Maggie sintió un nudo de lágrimas en la garganta y se apartó, decidida a terminar el día sin desmoronarse. En su dormitorio, evitó mirar la cama de dos plazas y los recuerdos que le traía. Se dirigió directamente al guardarropa espejado, abrió una puerta corrediza, sacó el buzo de Seahawks de Phillip y regresó a la habitación de Katy para enterrarlo en una de las bolsas de ropa descartada.
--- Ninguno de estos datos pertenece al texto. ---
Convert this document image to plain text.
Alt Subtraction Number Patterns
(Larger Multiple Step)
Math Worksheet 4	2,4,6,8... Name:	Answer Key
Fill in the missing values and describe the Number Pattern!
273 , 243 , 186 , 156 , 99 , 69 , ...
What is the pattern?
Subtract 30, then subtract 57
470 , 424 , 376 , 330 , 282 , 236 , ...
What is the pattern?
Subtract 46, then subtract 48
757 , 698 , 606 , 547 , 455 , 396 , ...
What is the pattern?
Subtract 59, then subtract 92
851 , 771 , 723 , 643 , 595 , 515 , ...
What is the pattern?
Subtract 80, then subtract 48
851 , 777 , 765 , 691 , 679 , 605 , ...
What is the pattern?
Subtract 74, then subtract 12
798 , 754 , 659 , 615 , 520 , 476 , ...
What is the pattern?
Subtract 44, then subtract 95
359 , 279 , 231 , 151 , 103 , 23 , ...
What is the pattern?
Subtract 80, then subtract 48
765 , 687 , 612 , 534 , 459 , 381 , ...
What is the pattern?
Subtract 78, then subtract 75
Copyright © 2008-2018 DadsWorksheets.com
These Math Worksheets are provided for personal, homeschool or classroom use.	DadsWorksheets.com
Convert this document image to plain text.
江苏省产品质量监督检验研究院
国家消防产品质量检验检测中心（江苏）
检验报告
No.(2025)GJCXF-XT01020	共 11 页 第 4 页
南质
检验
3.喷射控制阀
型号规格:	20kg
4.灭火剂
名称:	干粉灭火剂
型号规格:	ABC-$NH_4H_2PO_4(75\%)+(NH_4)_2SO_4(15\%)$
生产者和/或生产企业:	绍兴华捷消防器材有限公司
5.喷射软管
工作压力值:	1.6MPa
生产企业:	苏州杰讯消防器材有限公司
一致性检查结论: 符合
De regreso en su habitación, se puso un conjunto deportivo rojo y blanco que le quedaba grande, luego marchó al baño adyacente. Buscó un pequeño pote de maquillaje y comenzó a aplicárselo sobre los círculos negros debajo de los ojos.
En la mitad de la operación, volvieron a aflorar las lágrimas y Maggie dejó caer la mano. ¿A quién trataba de engañar? Parecía un espantapájaros cuarentón. Desde la muerte de Phillip había disminuido dos talles de ropa, un talle de corpiño y su pelo castaño había perdido el brillo porque ya no se alimentaba bien. No se preocupaba por cocinar ni por regresar al trabajo ni por limpiar la casa ni por vestirse decentemente. Hacía las cosas por obligación y porque no quería terminar como Tammi.